Fans of the series seem crushed by the death of the popular character Ianto and the dark turn taken by Captain Jack Harkness in the unusually dark story line.
For me the crux of the story relates to the belief by an alien species that humans are, in fact and with a great deal of irony, "inhuman" meaning "lacking qualities of sympathy, pity, warmth, compassion, or the like; cruel; brutal" particularly in regard to our own species. The 456 want 10% of the Earth's children. When an objection is raised by Captain Jack, the 456 response is “but you’re letting children die every day; why would you mind this?” They offer statistics we all know but don't seem care about. Over 25,000 children die every day around the world. That is equivalent to:
- 1 child dying every 3.5 seconds
- 17-18 children dying every minute
- Over 9 million children dying every year
- Some 70 million children dying between 2000 and 2007
Our children (the alien assumes "our" because we are a single species) die of hunger, easily preventable diseases and illnesses, and other poverty related causes. In spite of the scale of this ongoing catastrophe, humanity does nothing to solve a problem that could be solved simply by reallocating half the accumulated wealth from North America, Europe and Japan which would by all human historical standards still leave the people in those three areas incredibly wealthy.
Given this inhuman nature of our species, an alien species that appears to be able to kill us all merely wants 10% of our children. We are presented with a meeting of elected and appointed officials discussing criteria for selecting children based on their desirability, which concluded. as such a meeting would, that most would be chosen from the poor all for the good of society as a whole.
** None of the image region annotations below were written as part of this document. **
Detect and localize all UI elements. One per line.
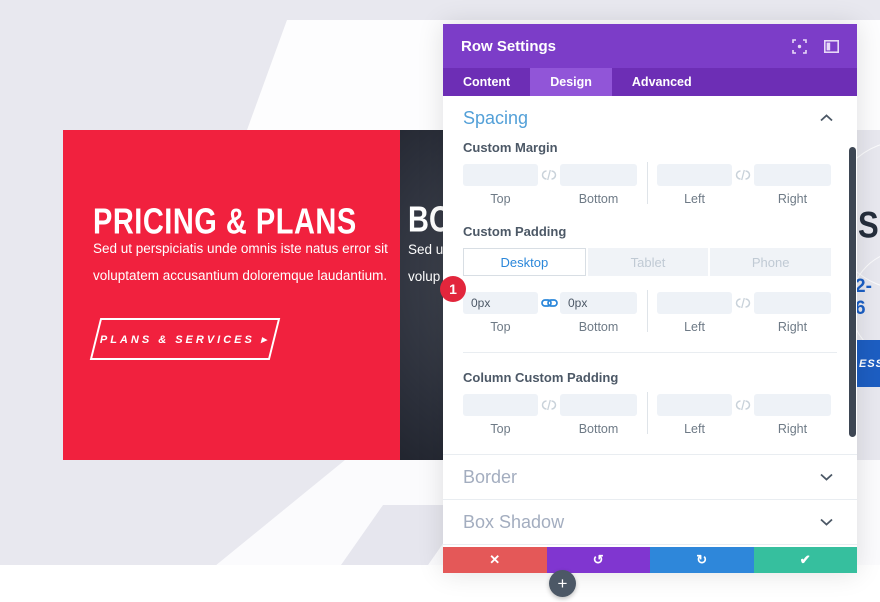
cancel-button[interactable]: ✕ [443,547,547,573]
padding-right-input[interactable] [754,292,831,314]
tab-advanced[interactable]: Advanced [631,75,692,89]
pricing-card: PRICING & PLANS Sed ut perspiciatis unde… [63,130,400,460]
modal-header[interactable]: Row Settings [443,24,857,68]
column-padding-left-input[interactable] [657,394,732,416]
field-label-right: Right [777,320,808,334]
padding-left-input[interactable] [657,292,732,314]
tab-content[interactable]: Content [463,75,511,89]
chevron-down-icon [820,473,833,481]
spacing-section-header[interactable]: Spacing [443,96,857,140]
spacing-section-title: Spacing [463,107,529,128]
field-label-left: Left [684,192,705,206]
device-tab-phone[interactable]: Phone [710,248,832,276]
unlink-icon[interactable] [732,399,754,411]
photo-card-text-fragment: volup [408,269,441,284]
custom-margin-group: Custom Margin [463,140,831,206]
unlink-icon[interactable] [538,399,560,411]
padding-bottom-input[interactable] [560,292,637,314]
border-section-header[interactable]: Border [443,454,857,499]
expand-preview-icon[interactable] [791,38,807,54]
chevron-down-icon [820,518,833,526]
column-padding-label: Column Custom Padding [463,370,619,385]
field-label-left: Left [684,422,705,436]
check-icon: ✔ [799,552,811,567]
modal-tab-bar: Content Design Advanced [443,68,857,96]
right-section-heading-fragment: S [858,204,879,246]
pricing-description-line1: Sed ut perspiciatis unde omnis iste natu… [93,241,388,256]
field-label-bottom: Bottom [578,422,619,436]
margin-right-input[interactable] [754,164,831,186]
link-icon[interactable] [538,297,560,309]
field-label-right: Right [777,422,808,436]
padding-top-input[interactable] [463,292,538,314]
save-button[interactable]: ✔ [753,547,857,573]
right-section-phone-fragment: 2-6 [855,276,872,319]
field-divider [637,392,657,434]
unlink-icon[interactable] [538,169,560,181]
step-badge: 1 [440,276,466,302]
field-label-top: Top [490,422,511,436]
field-label-left: Left [684,320,705,334]
plans-services-button-label: PLANS & SERVICES ▸ [100,333,270,346]
modal-scrollbar-thumb[interactable] [849,147,856,437]
field-label-top: Top [490,192,511,206]
field-divider [637,162,657,204]
column-padding-bottom-input[interactable] [560,394,637,416]
column-padding-right-input[interactable] [754,394,831,416]
custom-margin-label: Custom Margin [463,140,558,155]
box-shadow-section-header[interactable]: Box Shadow [443,499,857,544]
field-label-bottom: Bottom [578,192,619,206]
row-settings-modal: Row Settings Content Design Advanced Spa… [443,24,857,573]
right-section-button-fragment[interactable]: ESS [855,340,880,387]
margin-top-input[interactable] [463,164,538,186]
box-shadow-section-title: Box Shadow [463,511,565,532]
filters-section-header[interactable]: Filters [443,544,857,547]
redo-button[interactable]: ↻ [650,547,754,573]
custom-padding-label: Custom Padding [463,224,567,239]
pricing-card-description: Sed ut perspiciatis unde omnis iste natu… [93,235,393,289]
field-divider [637,290,657,332]
field-label-bottom: Bottom [578,320,619,334]
field-label-right: Right [777,192,808,206]
plans-services-button[interactable]: PLANS & SERVICES ▸ [89,318,281,360]
redo-icon: ↻ [696,552,708,567]
modal-footer: ✕ ↺ ↻ ✔ [443,547,857,573]
split-view-icon[interactable] [823,38,839,54]
add-button[interactable]: + [549,570,576,597]
right-section-button-label: ESS [859,357,880,370]
unlink-icon[interactable] [732,169,754,181]
plus-icon: + [557,573,568,593]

This shouldn't be too disturbing because the Nazi's in fact did hold the Wannsee Conference
to establish criteria for the processes of the "final solution" and in fact most of the foot soldiers in most armies around the world who are sent to kill and die for the good of their nation are mostly the poor.
It would seem so logical to an alien observing humanity over time that we could select 10% of our children to give to aliens for the good of the remainder of humanity. Day in and day out as a species the richest societies buy iPods while far more than 10% of human young die from preventable causes.
In Britain the one frequent fan criticism of the show is that somehow the writers were trying to write a Shakespearean tragedy. Personally, I thought it was more akin to the tragedies of the ancient Greek myths.
Like those myths, it was a modern morality tale with it's flawed hero. But somehow I think it failed to stir the type of discussion one might expect.